The change makes sense at the time, as it rescues the brief informal summary of the class’ attributes from the removed WarningsRecorder class to this parameter description, where it is referenced, and is better than leaving readers completely in the dark. On the other hand, it doesn’t seem to present any compelling reason why WarningsRecorder should be kept undocumented indefinitely, given it is part of a public API, would have avoided confusion for users like @csm10495 and presuming we have someone willing to do so.
If we make concrete MessageWarning the documented API, then if that type ever changes, the docs need to change (which makes it a breaking change with deprecation period).
If we make the protocol the documented API, then the type can change without breaking anything, provided the protocol doesn’t change.
My preference is for the protocol (my underlying assumption is that change is inevitable and should be managed, and this is a good way to manage it), but I also don’t feel strongly about this particular case.
I’m not really sure the difference at that point. If we had a protocol and a breaking change was made, we would need a deprecation period. Seems the same for a concrete object here.
If we needed to have internal implementation details that change in a backwards compatible way, they could still exist and be underscored away.
Any non backwards compatible change to a protocol or concrete class would need a deprecation period.
If we say the return type is MessageWarning and we decide we later want to return (a hypothetical) LazyMessageWarning in some cases, that’s a breaking change.
If we say the return type has a certain set of attributes, and we later decide to return LazyMessageWarning in some cases, that is not a breaking change.
The guarantees are entirely in the contract of the API, and not the implementation of the API. This is what makes Python so much more powerful/expressive than other languages.

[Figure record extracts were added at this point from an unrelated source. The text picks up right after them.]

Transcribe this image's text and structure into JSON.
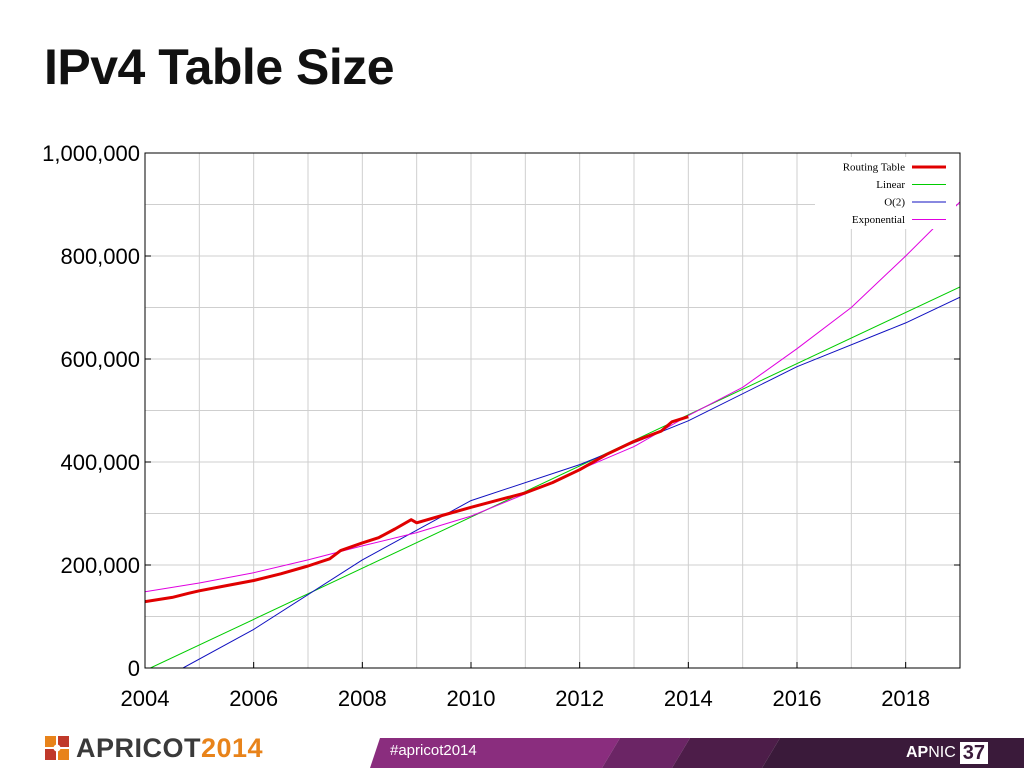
{
  "slide": {
    "title": "IPv4 Table Size"
  },
  "chart_data": {
    "type": "line",
    "title": "",
    "xlabel": "",
    "ylabel": "",
    "xlim": [
      2004,
      2019
    ],
    "ylim": [
      0,
      1000000
    ],
    "x_ticks": [
      2004,
      2006,
      2008,
      2010,
      2012,
      2014,
      2016,
      2018
    ],
    "x_tick_labels": [
      "2004",
      "2006",
      "2008",
      "2010",
      "2012",
      "2014",
      "2016",
      "2018"
    ],
    "y_ticks": [
      0,
      200000,
      400000,
      600000,
      800000,
      1000000
    ],
    "y_tick_labels": [
      "0",
      "200,000",
      "400,000",
      "600,000",
      "800,000",
      "1,000,000"
    ],
    "grid": true,
    "legend_position": "top-right",
    "series": [
      {
        "name": "Routing Table",
        "color": "#e00000",
        "x": [
          2004.0,
          2004.5,
          2004.8,
          2005.0,
          2005.5,
          2006.0,
          2006.5,
          2007.0,
          2007.4,
          2007.6,
          2008.0,
          2008.3,
          2008.6,
          2008.9,
          2009.0,
          2009.5,
          2010.0,
          2010.5,
          2011.0,
          2011.5,
          2012.0,
          2012.5,
          2013.0,
          2013.5,
          2013.7,
          2014.0
        ],
        "y": [
          129000,
          137000,
          145000,
          150000,
          160000,
          170000,
          183000,
          198000,
          212000,
          228000,
          243000,
          253000,
          270000,
          288000,
          282000,
          297000,
          312000,
          326000,
          340000,
          360000,
          385000,
          415000,
          440000,
          460000,
          478000,
          488000
        ]
      },
      {
        "name": "Linear",
        "color": "#00cc00",
        "x": [
          2004.1,
          2019.0
        ],
        "y": [
          0,
          740000
        ]
      },
      {
        "name": "O(2)",
        "color": "#1010c0",
        "x": [
          2004.7,
          2006.0,
          2008.0,
          2010.0,
          2012.0,
          2014.0,
          2016.0,
          2018.0,
          2019.0
        ],
        "y": [
          0,
          75000,
          210000,
          325000,
          395000,
          480000,
          585000,
          670000,
          720000
        ]
      },
      {
        "name": "Exponential",
        "color": "#e000e0",
        "x": [
          2004.0,
          2005.0,
          2006.0,
          2007.0,
          2008.0,
          2009.0,
          2010.0,
          2011.0,
          2012.0,
          2013.0,
          2014.0,
          2015.0,
          2016.0,
          2017.0,
          2018.0,
          2019.0
        ],
        "y": [
          148000,
          165000,
          185000,
          210000,
          237000,
          263000,
          295000,
          338000,
          385000,
          430000,
          490000,
          545000,
          620000,
          700000,
          800000,
          905000
        ]
      }
    ]
  },
  "footer": {
    "brand_word": "APRICOT",
    "brand_year": "2014",
    "hashtag": "#apricot2014",
    "apnic_ap": "AP",
    "apnic_nic": "NIC",
    "apnic_num": "37",
    "colors": {
      "purple": "#8a2d7e",
      "dark": "#3a1a3a",
      "orange": "#e8831a"
    }
  }
}
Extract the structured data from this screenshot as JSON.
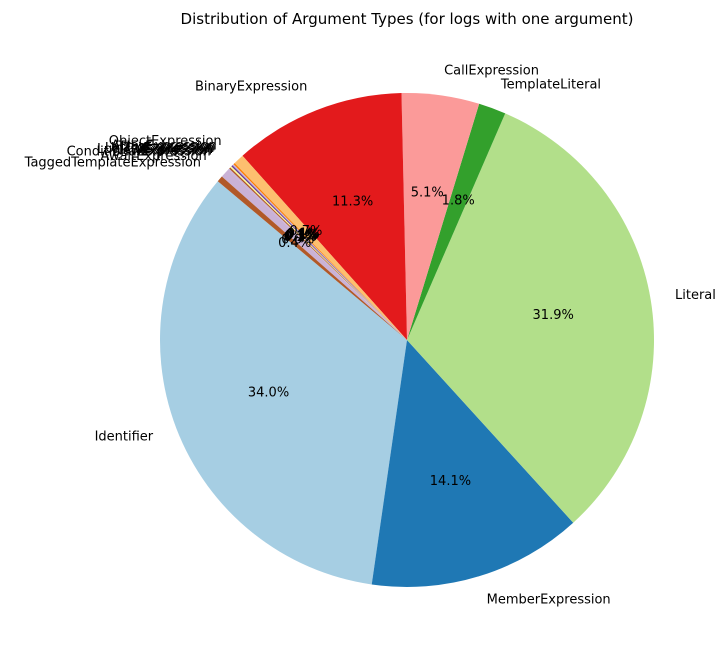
{
  "chart_data": {
    "type": "pie",
    "title": "Distribution of Argument Types (for logs with one argument)",
    "start_angle_deg": 140,
    "direction": "counterclockwise",
    "slices": [
      {
        "label": "Identifier",
        "value": 34.0,
        "pct": "34.0%",
        "color": "#a6cee3"
      },
      {
        "label": "MemberExpression",
        "value": 14.1,
        "pct": "14.1%",
        "color": "#1f78b4"
      },
      {
        "label": "Literal",
        "value": 31.9,
        "pct": "31.9%",
        "color": "#b2df8a"
      },
      {
        "label": "TemplateLiteral",
        "value": 1.8,
        "pct": "1.8%",
        "color": "#33a02c"
      },
      {
        "label": "CallExpression",
        "value": 5.1,
        "pct": "5.1%",
        "color": "#fb9a99"
      },
      {
        "label": "BinaryExpression",
        "value": 11.3,
        "pct": "11.3%",
        "color": "#e31a1c"
      },
      {
        "label": "ObjectExpression",
        "value": 0.7,
        "pct": "0.7%",
        "color": "#fdbf6f"
      },
      {
        "label": "ArrayExpression",
        "value": 0.1,
        "pct": "0.1%",
        "color": "#ff7f00"
      },
      {
        "label": "ThisExpression",
        "value": 0.1,
        "pct": "0.1%",
        "color": "#cab2d6"
      },
      {
        "label": "UnaryExpression",
        "value": 0.1,
        "pct": "0.1%",
        "color": "#6a3d9a"
      },
      {
        "label": "LogicalExpression",
        "value": 0.1,
        "pct": "0.1%",
        "color": "#ffff99"
      },
      {
        "label": "NewExpression",
        "value": 0.1,
        "pct": "0.1%",
        "color": "#b15928"
      },
      {
        "label": "ConditionalExpression",
        "value": 0.1,
        "pct": "0.1%",
        "color": "#cab2d6"
      },
      {
        "label": "AwaitExpression",
        "value": 0.6,
        "pct": "0.6%",
        "color": "#cab2d6"
      },
      {
        "label": "TaggedTemplateExpression",
        "value": 0.4,
        "pct": "0.4%",
        "color": "#b15928"
      }
    ]
  }
}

(Adding to the set of attributes is also not a breaking change. However, removing from the set of attributes or changing the semantics of any that are currently specified would be breaking changes in both cases.)
I see. Fair enough. If we want a protocol it’s more/less the same, just add another class inheriting from protocol instead with those attributes and document it.

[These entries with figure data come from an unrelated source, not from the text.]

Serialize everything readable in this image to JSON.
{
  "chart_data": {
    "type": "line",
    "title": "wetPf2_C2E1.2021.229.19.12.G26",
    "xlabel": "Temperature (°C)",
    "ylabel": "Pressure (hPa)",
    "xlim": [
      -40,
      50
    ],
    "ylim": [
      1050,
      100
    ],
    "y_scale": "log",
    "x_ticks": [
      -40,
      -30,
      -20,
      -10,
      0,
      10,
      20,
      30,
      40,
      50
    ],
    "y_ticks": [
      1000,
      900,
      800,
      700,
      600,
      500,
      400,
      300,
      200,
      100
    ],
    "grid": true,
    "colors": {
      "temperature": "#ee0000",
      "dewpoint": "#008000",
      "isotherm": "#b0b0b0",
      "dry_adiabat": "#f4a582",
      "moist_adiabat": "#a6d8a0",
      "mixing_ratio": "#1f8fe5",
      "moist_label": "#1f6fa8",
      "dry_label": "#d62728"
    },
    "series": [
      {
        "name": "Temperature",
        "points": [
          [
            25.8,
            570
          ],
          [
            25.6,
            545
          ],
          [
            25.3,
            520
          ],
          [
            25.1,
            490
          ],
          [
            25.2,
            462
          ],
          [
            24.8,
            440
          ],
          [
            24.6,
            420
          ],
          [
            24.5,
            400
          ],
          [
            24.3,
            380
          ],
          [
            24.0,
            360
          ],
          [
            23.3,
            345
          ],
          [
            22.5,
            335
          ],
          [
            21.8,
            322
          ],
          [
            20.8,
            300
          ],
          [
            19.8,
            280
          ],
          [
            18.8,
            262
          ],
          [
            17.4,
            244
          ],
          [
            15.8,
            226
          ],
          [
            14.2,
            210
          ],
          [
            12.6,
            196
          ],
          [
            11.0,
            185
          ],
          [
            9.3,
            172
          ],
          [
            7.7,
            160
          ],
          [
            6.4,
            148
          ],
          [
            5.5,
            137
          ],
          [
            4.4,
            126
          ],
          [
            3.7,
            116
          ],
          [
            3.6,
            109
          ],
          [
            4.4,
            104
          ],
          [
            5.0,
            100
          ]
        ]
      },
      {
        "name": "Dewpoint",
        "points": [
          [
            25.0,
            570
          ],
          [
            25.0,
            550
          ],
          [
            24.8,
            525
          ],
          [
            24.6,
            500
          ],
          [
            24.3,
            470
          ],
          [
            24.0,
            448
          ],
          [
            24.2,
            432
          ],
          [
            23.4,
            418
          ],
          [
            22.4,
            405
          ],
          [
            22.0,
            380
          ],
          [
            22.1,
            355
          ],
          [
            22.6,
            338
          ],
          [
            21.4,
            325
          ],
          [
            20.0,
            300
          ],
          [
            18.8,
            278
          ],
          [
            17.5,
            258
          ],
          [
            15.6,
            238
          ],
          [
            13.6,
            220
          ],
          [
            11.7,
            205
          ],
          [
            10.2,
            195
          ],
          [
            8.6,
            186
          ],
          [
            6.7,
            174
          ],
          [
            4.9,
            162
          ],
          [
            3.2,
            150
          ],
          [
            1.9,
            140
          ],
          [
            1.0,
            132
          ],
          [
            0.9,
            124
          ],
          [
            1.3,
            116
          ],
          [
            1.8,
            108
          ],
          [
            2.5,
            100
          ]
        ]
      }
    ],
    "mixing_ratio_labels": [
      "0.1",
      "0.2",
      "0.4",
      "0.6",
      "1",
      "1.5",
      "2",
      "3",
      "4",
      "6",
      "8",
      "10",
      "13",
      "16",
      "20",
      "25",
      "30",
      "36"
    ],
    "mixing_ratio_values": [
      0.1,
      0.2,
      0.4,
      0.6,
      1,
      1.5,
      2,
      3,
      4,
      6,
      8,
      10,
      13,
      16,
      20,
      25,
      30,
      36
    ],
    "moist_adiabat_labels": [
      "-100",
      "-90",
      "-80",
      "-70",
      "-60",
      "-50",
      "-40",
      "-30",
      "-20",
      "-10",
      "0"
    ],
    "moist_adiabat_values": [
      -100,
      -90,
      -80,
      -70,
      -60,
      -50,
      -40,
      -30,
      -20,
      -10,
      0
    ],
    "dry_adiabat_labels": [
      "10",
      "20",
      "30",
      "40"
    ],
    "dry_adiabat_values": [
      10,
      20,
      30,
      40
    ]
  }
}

Do all protocols live in typing or can they live near their use (in warnings here)?
Would it be called WarningMessageProtocol? (The name WarningMessage is nice but taken.)
It can live in typeshed, as far as I’m concerned. Until we’re embedding type hints directly in the stdlib, there’s no particular reason to put a protocol type directly in the stdlib either. It doesn’t get used or need to exist at runtime.

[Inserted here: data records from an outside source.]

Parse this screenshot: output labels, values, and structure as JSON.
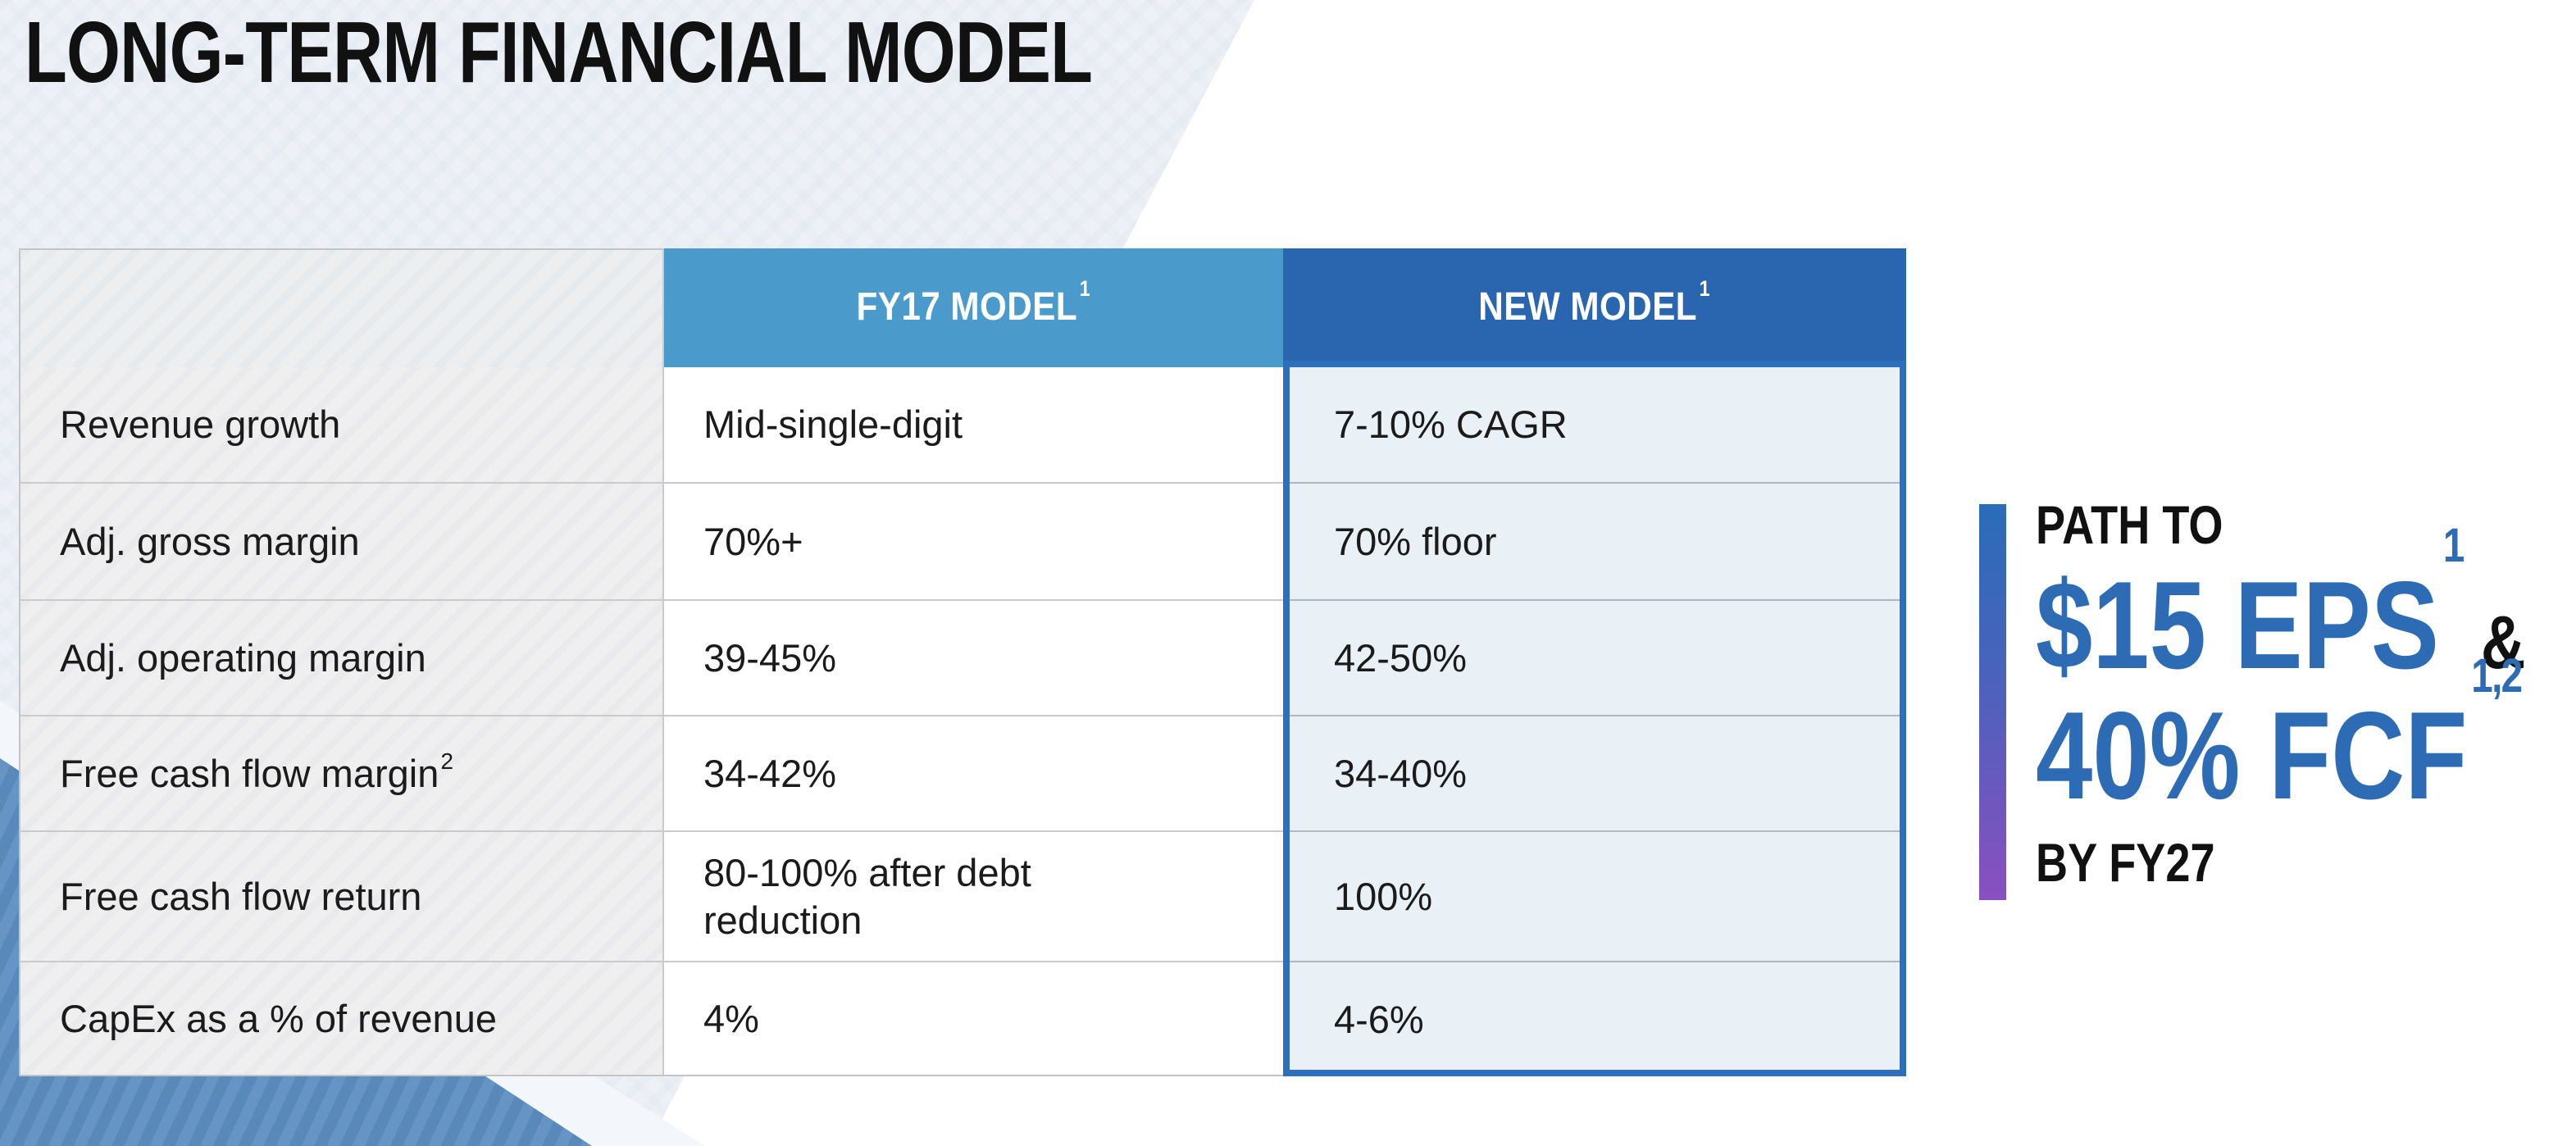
{
  "slide": {
    "title": "LONG-TERM FINANCIAL MODEL"
  },
  "table": {
    "columns": [
      {
        "label": "",
        "sup": ""
      },
      {
        "label": "FY17 MODEL",
        "sup": "1"
      },
      {
        "label": "NEW MODEL",
        "sup": "1"
      }
    ],
    "rows": [
      {
        "label": "Revenue growth",
        "label_sup": "",
        "fy17": "Mid-single-digit",
        "new_model": "7-10% CAGR"
      },
      {
        "label": "Adj. gross margin",
        "label_sup": "",
        "fy17": "70%+",
        "new_model": "70% floor"
      },
      {
        "label": "Adj. operating margin",
        "label_sup": "",
        "fy17": "39-45%",
        "new_model": "42-50%"
      },
      {
        "label": "Free cash flow margin",
        "label_sup": "2",
        "fy17": "34-42%",
        "new_model": "34-40%"
      },
      {
        "label": "Free cash flow return",
        "label_sup": "",
        "fy17": "80-100% after debt reduction",
        "new_model": "100%"
      },
      {
        "label": "CapEx as a % of revenue",
        "label_sup": "",
        "fy17": "4%",
        "new_model": "4-6%"
      }
    ]
  },
  "callout": {
    "kicker": "PATH TO",
    "eps_value": "$15 EPS",
    "eps_sup": "1",
    "ampersand": "&",
    "fcf_value": "40% FCF",
    "fcf_sup": "1,2",
    "footer": "BY FY27"
  },
  "colors": {
    "fy17_header": "#4A9BCB",
    "new_model_header": "#2A66B0",
    "new_model_border": "#2E6FBD",
    "new_model_body": "#E9F1F7",
    "label_column": "#EFEFEF",
    "callout_blue": "#2D6CB4",
    "bar_gradient_top": "#2A6CB8",
    "bar_gradient_bottom": "#8A4FC0",
    "bg_triangle_blue": "#5C8DC0",
    "bg_polygon_light": "#EDF1F6"
  }
}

The typing SIG is probably the place to ask to see if they have ideas about where to put typing types in the stdlib. There might be a convention around submodules already (as we kind of have for ABCs).
The point of this thread was to document properly document the return object for catch_warnings. Having a reference to it in typeshed isn’t as useful in the context I’m asking about.
I don’t see what’s insufficient about “Each object in the list has attributes with the same names as the arguments to showwarning().”
Formalising that only makes it harder for the reader to understand what attributes are actually available, because it adds another conceptual step between the function that creates the warning and the function that captures the warning. Right now, the relationship is incredibly direct, but adding a concrete type in between disconnects them - very important to do for extensible APIs, but not at all important for APIs like this that are only internally extensible.
So to go back to the original question of this thread, I’d simply say that it’s intentional that WarningMessage is not documented, and there’s no reason to document it.